As with other grand projects of the 20th century, the voting public had a voice in both the aims and the execution of the Apollo missions. Altman made it clear that we’re no longer in that world. Rather than waiting around for it to return, or devoting his energies to making sure that it does, he is going full throttle forward in our present reality.

Part of Altman’s reasoning, he told Andersen, is that AI development is a geopolitical race against autocracies like China. “If you are a person of a liberal-democratic country, it is better for you to cheer on the success of OpenAI” rather than that of “authoritarian governments,” he said. He noted that, in an ideal world, AI should be a product of nations. But in this world, Altman seems to view his company as akin to its own nation-state. Altman, of course, has testified before Congress, urging lawmakers to regulate the technology while also stressing that “the benefits of the tools we have deployed so far vastly outweigh the risks.” Still, the message is clear: The future is coming, and you ought to let us be the ones to build it.
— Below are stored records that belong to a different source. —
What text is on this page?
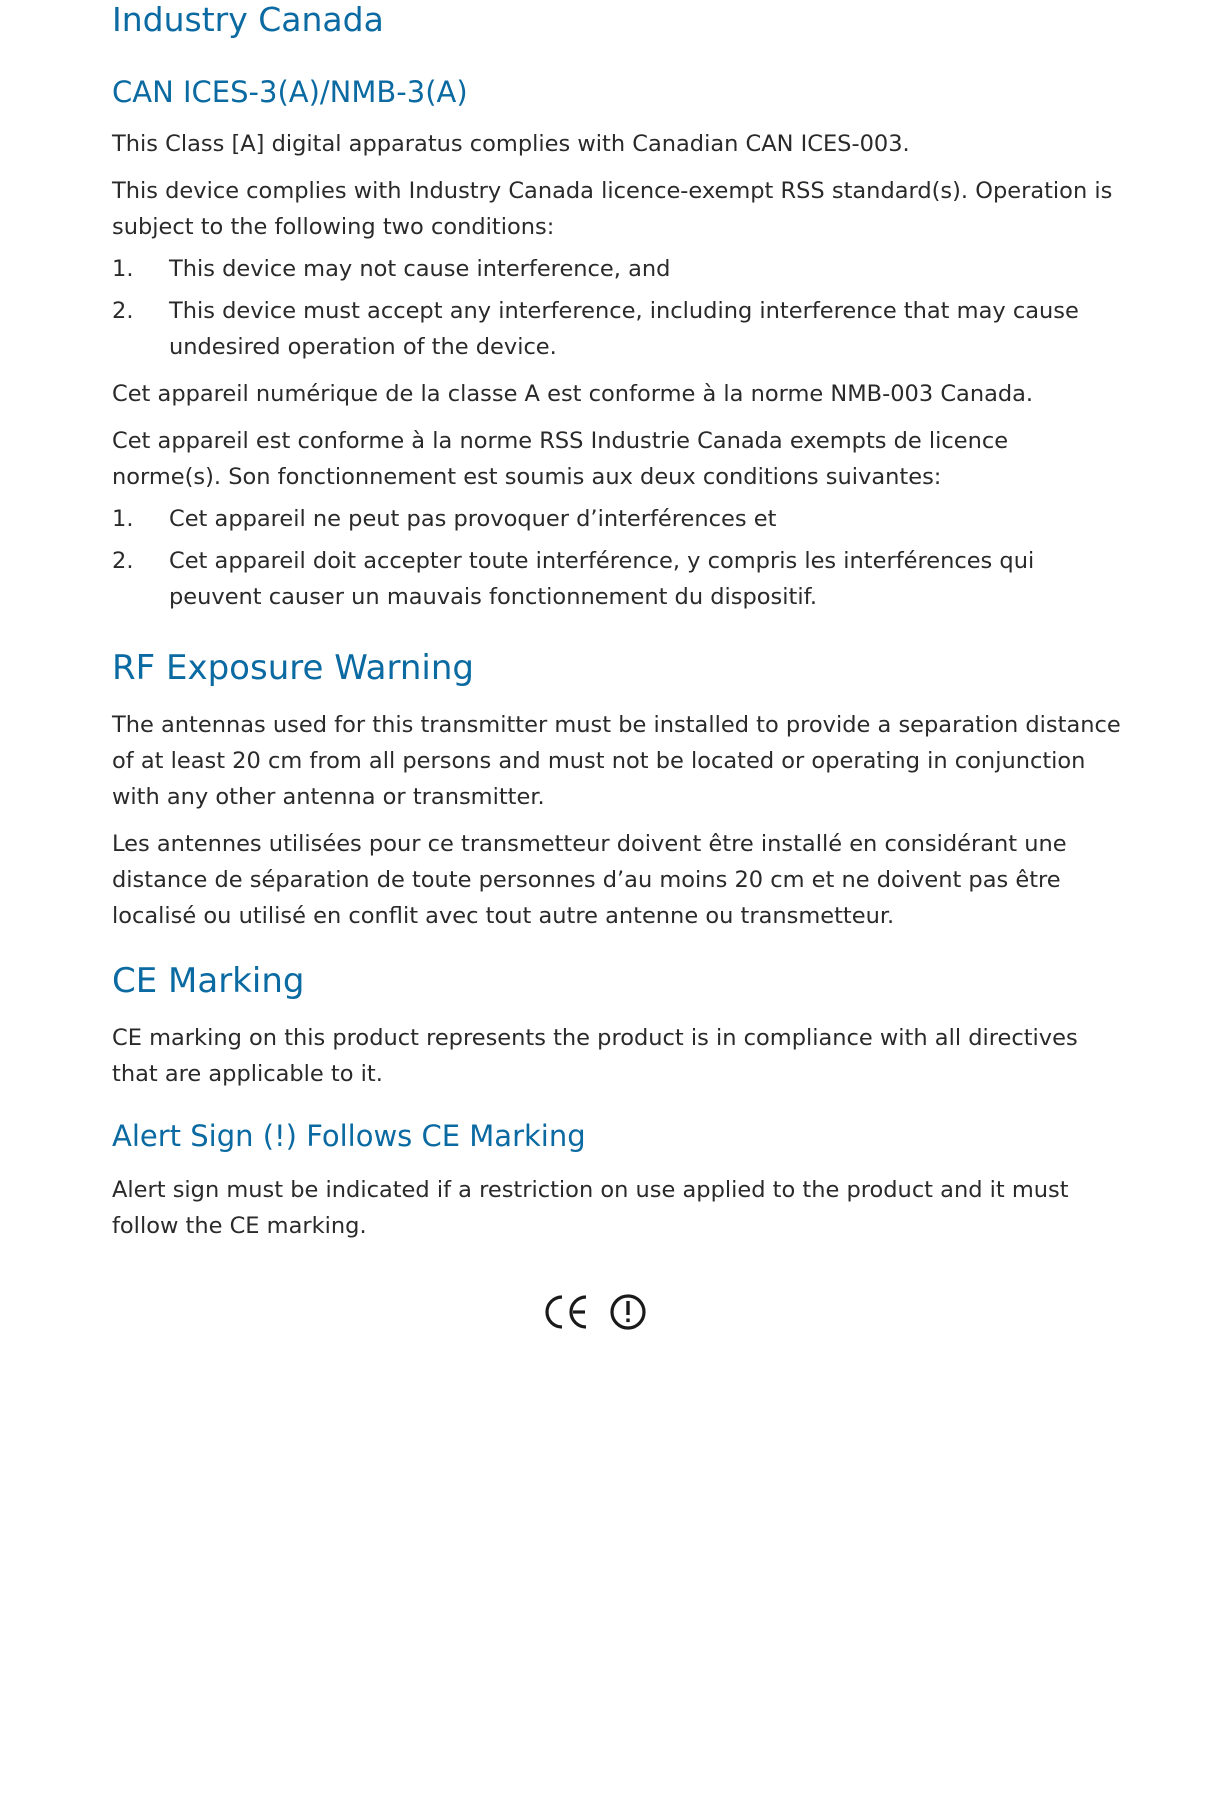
Industry Canada
CAN ICES-3(A)/NMB-3(A)

This Class [A] digital apparatus complies with Canadian CAN ICES-003.

This device complies with Industry Canada licence-exempt RSS standard(s). Operation is subject to the following two conditions:

1. This device may not cause interference, and
2. This device must accept any interference, including interference that may cause undesired operation of the device.

Cet appareil numérique de la classe A est conforme à la norme NMB-003 Canada.

Cet appareil est conforme à la norme RSS Industrie Canada exempts de licence norme(s). Son fonctionnement est soumis aux deux conditions suivantes:

1. Cet appareil ne peut pas provoquer d’interférences et
2. Cet appareil doit accepter toute interférence, y compris les interférences qui peuvent causer un mauvais fonctionnement du dispositif.
RF Exposure Warning

The antennas used for this transmitter must be installed to provide a separation distance of at least 20 cm from all persons and must not be located or operating in conjunction with any other antenna or transmitter.

Les antennes utilisées pour ce transmetteur doivent être installé en considérant une distance de séparation de toute personnes d’au moins 20 cm et ne doivent pas être localisé ou utilisé en conflit avec tout autre antenne ou transmetteur.

CE Marking

CE marking on this product represents the product is in compliance with all directives that are applicable to it.

Alert Sign (!) Follows CE Marking

Alert sign must be indicated if a restriction on use applied to the product and it must follow the CE marking.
Other OpenAI employees have offered a less gracious vision. In a video posted last fall on YouTube by a group of effective altruists in the Netherlands, three OpenAI employees answered questions about the future of the technology. In response to one question about AGI rendering jobs obsolete, Jeff Wu, an engineer for the company, confessed, “It’s kind of deeply unfair that, you know, a group of people can just build AI and take everyone’s jobs away, and in some sense, there’s nothing you can do to stop them right now.” He added, “I don’t know. Raise awareness, get governments to care, get other people to care. Yeah. Or join us and have one of the few remaining jobs. I don’t know; it’s rough.” Wu’s colleague Daniel Kokotajlo jumped in with the justification. “To add to that,” he said, “AGI is going to create tremendous wealth. And if that wealth is distributed—even if it’s not equitably distributed, but the closer it is to equitable distribution, it’s going to make everyone incredibly wealthy.” (There is no evidence to suggest that the wealth will be evenly distributed.)
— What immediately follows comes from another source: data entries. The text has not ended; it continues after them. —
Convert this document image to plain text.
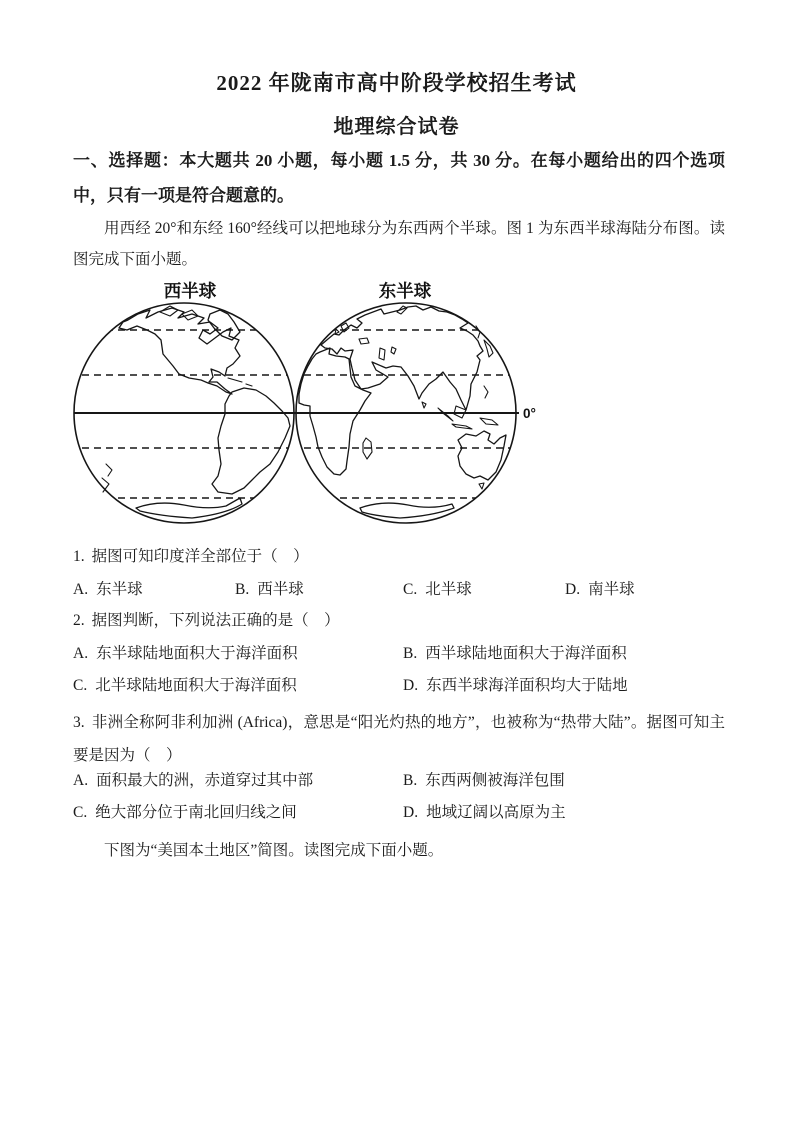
2022 年陇南市高中阶段学校招生考试
地理综合试卷
一、选择题：本大题共 20 小题，每小题 1.5 分，共 30 分。在每小题给出的四个选项中，只有一项是符合题意的。
用西经 20°和东经 160°经线可以把地球分为东西两个半球。图 1 为东西半球海陆分布图。读图完成下面小题。
西半球	东半球
0°
1. 据图可知印度洋全部位于（　）
A. 东半球	B. 西半球	C. 北半球	D. 南半球
2. 据图判断，下列说法正确的是（　）
A. 东半球陆地面积大于海洋面积	B. 西半球陆地面积大于海洋面积
C. 北半球陆地面积大于海洋面积	D. 东西半球海洋面积均大于陆地
3. 非洲全称阿非利加洲 (Africa)，意思是“阳光灼热的地方”，也被称为“热带大陆”。据图可知主要是因为（　）
A. 面积最大的洲，赤道穿过其中部	B. 东西两侧被海洋包围
C. 绝大部分位于南北回归线之间	D. 地域辽阔以高原为主
下图为“美国本土地区”简图。读图完成下面小题。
This is the unvarnished logic of OpenAI. It is cold, rationalist, and paternalistic. That such a small group of people should be anointed to build a civilization-changing technology is inherently unfair, they note. And yet they will carry on because they have both a vision for the future and the means to try to bring it to fruition. Wu’s proposition, which he offers with a resigned shrug in the video, is telling: You can try to fight this, but you can’t stop it. Your best bet is to get on board.

You can see this dynamic playing out in OpenAI’s content-licensing agreements, which it has struck with platforms such as Reddit and news organizations such as Axel Springer and Dotdash Meredith. Recently, a tech executive I spoke with compared these types of agreements to a hostage situation, suggesting they believe that AI companies will find ways to scrape publishers’ websites anyhow, if they don’t comply. Best to get a paltry fee out of them while you can, the person argued.
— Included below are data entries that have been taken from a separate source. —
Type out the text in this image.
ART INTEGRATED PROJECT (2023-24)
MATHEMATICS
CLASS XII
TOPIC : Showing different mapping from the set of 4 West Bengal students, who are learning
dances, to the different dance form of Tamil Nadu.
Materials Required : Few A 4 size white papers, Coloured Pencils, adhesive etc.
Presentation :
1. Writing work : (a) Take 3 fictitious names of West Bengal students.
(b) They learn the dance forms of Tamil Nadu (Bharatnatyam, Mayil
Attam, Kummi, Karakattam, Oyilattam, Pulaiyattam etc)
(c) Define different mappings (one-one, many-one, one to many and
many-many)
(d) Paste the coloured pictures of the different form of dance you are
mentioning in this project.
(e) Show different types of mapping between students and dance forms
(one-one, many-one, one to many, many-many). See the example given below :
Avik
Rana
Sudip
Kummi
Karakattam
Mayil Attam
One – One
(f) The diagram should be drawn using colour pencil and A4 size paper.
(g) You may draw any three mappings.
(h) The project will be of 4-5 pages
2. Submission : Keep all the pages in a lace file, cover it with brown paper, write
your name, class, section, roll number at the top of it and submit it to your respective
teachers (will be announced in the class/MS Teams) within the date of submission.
The Johansson accusations only compound (and, if true, validate) these suspicions. Altman’s alleged reasoning for commissioning Johansson’s voice was that her familiar timbre might be “comforting to people” who find AI assistants off-putting. Her likeness would have been less about a particular voice-bot aesthetic and more of an adoption hack or a recruitment tool for a technology that many people didn’t ask for, and seem uneasy about. Here, again, is the logic of OpenAI at work. It follows that the company would plow ahead, consent be damned, simply because it might believe the stakes are too high to pivot or wait. When your technology aims to rewrite the rules of society, it stands that society’s current rules need not apply.

Hubris and entitlement are inherent in the development of any transformative technology. A small group of people needs to feel confident enough in its vision to bring it into the world and ask the rest of us to adapt. But generative AI stretches this dynamic to the point of absurdity. It is a technology that requires a mindset of manifest destiny, of dominion and conquest. It’s not stealing to build the future if you believe it has belonged to you all along.